Consider the example stream processor described here. The
$match
stage can operate directly on the stream of data
pulled in by $source
, checking each document against the
match criteria as the stream processor ingests it.
By contrast, the $group
stage and the various statistical
computations contained within it cannot operate on unbounded data, as
it is impossible to determine minimum, maximum, average, or median
values without first bounding the set of values to consider. Many
non-mathematical operators such as $push and $top also require bounded data.
A stream processor provides these bounds with a window. A window opens, and all documents that the stream processor ingests accumulate in that window's state until a predefined interval of time elapses and the window closes. The window batches all documents it captures during that interval, and passes this set through its internal pipeline. From within this pipeline, the batched documents are indistinguishable from data-at-rest.
Atlas Stream Processing provides support for Tumbling Windows, Hopping Windows, and Session Windows.
Tumbling Windows
Tumbling windows are windows defined entirely by the time intervals they capture. These time intervals don't overlap.
Example
You define a tumbling window with an interval of 3 seconds. When you start your stream processor:
A window opens for 3 seconds.
The first window captures all documents that the stream generates within those 3 seconds.
After 3 seconds elapse, the window closes and applies your aggregation logic to all the documents in that window.
If you configure
allowedLateness
, Atlas Stream Processing writes late-arriving messages to the Dead Letter Queue after the window closes.A new window opens as soon as the first one closes and captures documents from the stream for the next 3 seconds.
Tumbling windows ensure comprehensive capture of data streams without repeated processing of individual documents.
Hopping Windows
Hopping windows are windows defined by the time interval they capture and the interval between opening each window, called the hop. Since duration is decoupled from frequency, you can configure hopping windows to overlap them or to space them apart.
To define a hopping window with overlap, set a hop smaller than the interval.
Example
You define a hopping window with an interval of 20 seconds and a hop of 5 seconds.

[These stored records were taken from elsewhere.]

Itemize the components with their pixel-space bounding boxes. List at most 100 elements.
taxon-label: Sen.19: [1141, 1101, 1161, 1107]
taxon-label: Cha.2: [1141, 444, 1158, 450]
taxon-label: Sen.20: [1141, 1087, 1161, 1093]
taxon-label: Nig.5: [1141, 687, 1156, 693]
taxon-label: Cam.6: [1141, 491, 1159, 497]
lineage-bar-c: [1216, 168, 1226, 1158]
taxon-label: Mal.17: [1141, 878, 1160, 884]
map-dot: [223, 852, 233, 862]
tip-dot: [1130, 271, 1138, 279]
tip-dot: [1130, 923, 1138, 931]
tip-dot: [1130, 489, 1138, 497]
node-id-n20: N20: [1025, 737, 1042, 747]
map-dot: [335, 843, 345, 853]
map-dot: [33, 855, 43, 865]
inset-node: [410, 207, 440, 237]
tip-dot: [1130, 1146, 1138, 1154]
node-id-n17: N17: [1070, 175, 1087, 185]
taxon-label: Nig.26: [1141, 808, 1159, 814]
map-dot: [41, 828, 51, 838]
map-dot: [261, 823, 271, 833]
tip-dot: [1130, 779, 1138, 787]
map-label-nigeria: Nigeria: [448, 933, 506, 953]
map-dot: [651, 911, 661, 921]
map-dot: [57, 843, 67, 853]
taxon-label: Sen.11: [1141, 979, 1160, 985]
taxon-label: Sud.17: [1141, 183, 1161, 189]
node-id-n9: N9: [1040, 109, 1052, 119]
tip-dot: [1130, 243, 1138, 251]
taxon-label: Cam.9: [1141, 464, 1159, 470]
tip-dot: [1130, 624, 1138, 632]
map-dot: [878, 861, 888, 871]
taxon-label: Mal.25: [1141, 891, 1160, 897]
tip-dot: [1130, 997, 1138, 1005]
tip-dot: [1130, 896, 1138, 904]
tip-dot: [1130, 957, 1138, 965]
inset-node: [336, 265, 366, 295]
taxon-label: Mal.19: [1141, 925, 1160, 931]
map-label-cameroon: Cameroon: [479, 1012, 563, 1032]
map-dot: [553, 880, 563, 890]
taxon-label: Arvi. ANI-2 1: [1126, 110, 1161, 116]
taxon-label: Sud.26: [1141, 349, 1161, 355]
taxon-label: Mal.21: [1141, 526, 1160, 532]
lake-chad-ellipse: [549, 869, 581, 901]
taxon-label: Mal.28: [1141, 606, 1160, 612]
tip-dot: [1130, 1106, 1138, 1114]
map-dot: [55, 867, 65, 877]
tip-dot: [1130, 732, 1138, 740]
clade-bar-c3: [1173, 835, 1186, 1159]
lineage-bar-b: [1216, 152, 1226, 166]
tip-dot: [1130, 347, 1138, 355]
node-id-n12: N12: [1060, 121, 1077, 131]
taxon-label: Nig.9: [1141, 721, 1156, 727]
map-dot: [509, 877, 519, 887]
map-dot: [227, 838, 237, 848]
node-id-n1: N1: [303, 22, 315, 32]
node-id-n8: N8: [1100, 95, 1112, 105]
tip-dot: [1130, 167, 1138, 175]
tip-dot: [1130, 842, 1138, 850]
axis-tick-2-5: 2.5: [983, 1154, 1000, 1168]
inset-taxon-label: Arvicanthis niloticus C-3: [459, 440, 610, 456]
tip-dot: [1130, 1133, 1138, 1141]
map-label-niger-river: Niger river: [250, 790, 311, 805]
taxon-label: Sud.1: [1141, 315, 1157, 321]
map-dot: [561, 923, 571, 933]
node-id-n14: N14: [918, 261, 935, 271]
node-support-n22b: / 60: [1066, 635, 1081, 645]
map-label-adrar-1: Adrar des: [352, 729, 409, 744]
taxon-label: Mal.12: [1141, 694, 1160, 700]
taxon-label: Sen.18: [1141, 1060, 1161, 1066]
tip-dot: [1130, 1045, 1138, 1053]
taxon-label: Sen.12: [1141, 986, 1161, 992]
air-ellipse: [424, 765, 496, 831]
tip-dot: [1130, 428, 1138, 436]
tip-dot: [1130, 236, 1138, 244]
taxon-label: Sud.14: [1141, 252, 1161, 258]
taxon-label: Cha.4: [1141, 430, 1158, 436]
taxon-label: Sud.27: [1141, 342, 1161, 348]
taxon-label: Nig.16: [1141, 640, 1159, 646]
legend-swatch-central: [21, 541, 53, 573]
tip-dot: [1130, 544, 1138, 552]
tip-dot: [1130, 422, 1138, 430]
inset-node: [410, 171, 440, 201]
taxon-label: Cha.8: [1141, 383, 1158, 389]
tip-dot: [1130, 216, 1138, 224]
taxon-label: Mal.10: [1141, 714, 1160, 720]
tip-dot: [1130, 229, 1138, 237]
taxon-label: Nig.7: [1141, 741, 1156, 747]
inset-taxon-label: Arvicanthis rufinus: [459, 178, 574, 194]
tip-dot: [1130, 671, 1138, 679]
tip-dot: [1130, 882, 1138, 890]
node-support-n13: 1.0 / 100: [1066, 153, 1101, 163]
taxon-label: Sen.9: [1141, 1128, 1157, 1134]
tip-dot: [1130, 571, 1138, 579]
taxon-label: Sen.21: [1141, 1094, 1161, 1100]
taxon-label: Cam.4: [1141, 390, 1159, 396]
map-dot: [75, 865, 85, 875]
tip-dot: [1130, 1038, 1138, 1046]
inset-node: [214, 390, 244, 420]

When you start your stream processor:
A window opens for 20 seconds.
The first window captures all documents that the stream generates within those 20 seconds.
5 seconds later, another window opens and captures all documents within the next 20 seconds. Because the first window is still open, all documents that the stream generates for the next 15 seconds are captured by both windows.

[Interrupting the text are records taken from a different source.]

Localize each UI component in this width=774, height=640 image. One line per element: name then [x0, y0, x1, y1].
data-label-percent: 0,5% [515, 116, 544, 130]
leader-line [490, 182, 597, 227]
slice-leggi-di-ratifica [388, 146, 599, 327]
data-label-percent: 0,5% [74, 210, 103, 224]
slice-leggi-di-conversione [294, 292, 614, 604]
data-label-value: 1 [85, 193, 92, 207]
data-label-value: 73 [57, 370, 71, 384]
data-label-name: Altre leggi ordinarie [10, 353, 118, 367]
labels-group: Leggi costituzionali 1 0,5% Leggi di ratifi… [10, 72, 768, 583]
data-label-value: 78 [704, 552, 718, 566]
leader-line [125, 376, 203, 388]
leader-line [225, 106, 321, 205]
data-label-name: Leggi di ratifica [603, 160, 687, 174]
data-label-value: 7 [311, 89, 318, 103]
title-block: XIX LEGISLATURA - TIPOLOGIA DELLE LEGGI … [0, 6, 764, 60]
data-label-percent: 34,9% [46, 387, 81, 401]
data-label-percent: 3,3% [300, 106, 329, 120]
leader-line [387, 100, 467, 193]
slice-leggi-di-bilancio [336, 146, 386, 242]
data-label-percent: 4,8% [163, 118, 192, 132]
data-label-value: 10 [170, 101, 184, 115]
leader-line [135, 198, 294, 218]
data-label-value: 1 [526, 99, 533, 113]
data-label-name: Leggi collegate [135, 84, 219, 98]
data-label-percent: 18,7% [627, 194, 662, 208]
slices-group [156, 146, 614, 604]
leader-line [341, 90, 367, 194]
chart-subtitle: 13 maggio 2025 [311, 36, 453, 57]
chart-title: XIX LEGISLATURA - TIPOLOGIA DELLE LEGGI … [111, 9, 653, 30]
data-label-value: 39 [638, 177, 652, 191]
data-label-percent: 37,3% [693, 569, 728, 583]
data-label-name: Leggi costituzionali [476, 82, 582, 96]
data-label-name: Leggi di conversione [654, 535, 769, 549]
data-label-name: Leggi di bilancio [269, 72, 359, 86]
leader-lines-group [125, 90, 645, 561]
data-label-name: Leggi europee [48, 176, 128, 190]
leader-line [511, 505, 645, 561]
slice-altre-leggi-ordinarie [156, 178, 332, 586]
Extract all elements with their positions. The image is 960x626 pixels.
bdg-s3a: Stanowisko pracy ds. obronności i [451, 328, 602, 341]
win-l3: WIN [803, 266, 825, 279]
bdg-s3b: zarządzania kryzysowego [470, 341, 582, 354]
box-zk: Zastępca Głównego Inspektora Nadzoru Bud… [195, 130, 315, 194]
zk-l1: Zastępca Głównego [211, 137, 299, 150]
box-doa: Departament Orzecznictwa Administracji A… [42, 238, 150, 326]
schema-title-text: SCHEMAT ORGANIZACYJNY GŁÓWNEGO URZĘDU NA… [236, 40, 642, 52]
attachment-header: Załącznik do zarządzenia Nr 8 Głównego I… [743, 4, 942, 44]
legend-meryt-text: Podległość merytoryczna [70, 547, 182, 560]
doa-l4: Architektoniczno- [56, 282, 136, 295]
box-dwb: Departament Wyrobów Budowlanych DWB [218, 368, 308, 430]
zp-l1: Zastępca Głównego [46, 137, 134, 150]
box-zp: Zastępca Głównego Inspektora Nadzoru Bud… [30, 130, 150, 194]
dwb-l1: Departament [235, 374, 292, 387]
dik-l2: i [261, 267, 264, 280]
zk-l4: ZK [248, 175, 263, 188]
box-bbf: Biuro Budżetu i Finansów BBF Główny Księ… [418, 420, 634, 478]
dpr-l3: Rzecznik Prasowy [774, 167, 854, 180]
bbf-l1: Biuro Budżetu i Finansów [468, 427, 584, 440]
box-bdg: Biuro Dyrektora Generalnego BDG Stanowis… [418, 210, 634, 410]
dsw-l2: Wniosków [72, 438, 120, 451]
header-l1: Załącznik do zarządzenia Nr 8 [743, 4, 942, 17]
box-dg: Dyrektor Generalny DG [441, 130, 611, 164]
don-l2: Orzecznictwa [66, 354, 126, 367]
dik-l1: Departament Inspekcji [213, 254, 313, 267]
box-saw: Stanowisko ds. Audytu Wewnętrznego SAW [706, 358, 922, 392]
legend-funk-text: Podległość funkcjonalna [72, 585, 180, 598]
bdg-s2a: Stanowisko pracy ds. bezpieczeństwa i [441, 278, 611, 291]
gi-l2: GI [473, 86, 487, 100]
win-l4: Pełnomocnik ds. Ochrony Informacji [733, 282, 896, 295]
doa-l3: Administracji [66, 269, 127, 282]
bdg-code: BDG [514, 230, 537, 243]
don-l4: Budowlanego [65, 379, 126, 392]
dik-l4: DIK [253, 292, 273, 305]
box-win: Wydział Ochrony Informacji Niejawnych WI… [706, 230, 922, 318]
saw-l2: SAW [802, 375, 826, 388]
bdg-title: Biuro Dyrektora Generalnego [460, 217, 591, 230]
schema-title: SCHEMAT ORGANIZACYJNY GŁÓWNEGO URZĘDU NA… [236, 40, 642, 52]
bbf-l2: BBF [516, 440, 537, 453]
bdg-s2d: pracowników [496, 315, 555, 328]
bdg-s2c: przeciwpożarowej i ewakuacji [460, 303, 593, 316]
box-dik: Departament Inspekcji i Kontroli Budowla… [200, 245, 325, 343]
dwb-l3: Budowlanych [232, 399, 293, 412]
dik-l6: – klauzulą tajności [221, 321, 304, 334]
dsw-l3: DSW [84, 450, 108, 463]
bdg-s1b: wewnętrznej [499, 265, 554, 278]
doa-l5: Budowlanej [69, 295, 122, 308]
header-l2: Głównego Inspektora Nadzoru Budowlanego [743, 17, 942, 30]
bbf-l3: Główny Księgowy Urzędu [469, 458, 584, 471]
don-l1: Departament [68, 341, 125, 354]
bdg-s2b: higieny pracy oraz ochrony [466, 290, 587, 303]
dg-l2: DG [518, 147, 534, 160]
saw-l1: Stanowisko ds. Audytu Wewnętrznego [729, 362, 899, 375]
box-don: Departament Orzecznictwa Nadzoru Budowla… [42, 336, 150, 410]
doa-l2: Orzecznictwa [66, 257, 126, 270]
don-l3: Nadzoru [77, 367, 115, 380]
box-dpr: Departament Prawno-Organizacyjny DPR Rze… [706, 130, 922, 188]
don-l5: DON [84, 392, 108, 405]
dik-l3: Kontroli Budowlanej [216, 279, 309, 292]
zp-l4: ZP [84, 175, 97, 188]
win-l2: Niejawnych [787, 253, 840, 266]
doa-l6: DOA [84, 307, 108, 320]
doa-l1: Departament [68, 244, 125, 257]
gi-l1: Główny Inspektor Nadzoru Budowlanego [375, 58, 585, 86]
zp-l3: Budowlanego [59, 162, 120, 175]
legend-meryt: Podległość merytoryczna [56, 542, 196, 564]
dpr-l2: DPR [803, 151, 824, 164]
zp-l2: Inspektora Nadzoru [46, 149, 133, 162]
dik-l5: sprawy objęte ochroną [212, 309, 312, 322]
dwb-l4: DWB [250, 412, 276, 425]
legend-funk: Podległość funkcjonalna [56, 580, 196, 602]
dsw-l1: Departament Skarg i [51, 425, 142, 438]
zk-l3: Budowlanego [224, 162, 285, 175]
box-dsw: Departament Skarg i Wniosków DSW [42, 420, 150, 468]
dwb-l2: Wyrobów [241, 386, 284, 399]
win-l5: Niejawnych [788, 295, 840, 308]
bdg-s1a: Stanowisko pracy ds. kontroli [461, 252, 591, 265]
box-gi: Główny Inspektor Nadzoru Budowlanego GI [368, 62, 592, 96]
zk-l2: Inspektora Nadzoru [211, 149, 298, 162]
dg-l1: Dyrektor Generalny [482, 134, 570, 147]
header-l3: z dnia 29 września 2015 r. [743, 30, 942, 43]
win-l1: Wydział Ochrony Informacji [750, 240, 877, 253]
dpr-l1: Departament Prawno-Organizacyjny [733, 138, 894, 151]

20 seconds after the first window opens, it closes and applies your aggregation logic to all the documents in that window.
5 seconds later, the second window closes and applies your aggregation logic to all the documents in that window, including those that were already subject to aggregation logic in the first window.
If you configure allowedLateness
, Atlas Stream Processing writes
late-arriving messages to the Dead Letter Queue after the window
closes.
To define a hopping window with spacing, set a hop larger than the interval.
Example
You define a hopping window with an interval of 3 seconds and a hop of 5 seconds. When you start a stream processor:
A window opens for 3 seconds.
The first window captures all documents for the next 3 seconds.
After 3 seconds elapse, the window closes and applies your aggregation logic to all the documents in that window.
The next window opens after a further 2 seconds elapse.
Atlas Stream Processing does not process any documents that the stream generates during those 2 seconds.
Session Windows
Session windows are windows that allow you to run a pipeline on each "session" of activity in an input stream. Two documents are in the same session if they have the same partition, and the difference of their timestamps is less than the session gap.
When a window is closed, its results are released to the next stage.
Example
You define a partition of $userId
, a gap of 5 minutes,
and an allowed lateness of 5 seconds.
When you start your stream processor:
A window opens when the first document reaches the
$sessionWindow
.Any documents that reach the stage that contain the same
userId
value (including an absence of this field) within five minutes and five seconds of the most recent matching document arriving at the processor are added to same session window.The window remains open until no documents are added to it for the gap of five minutes plus the allowed lateness of five seconds.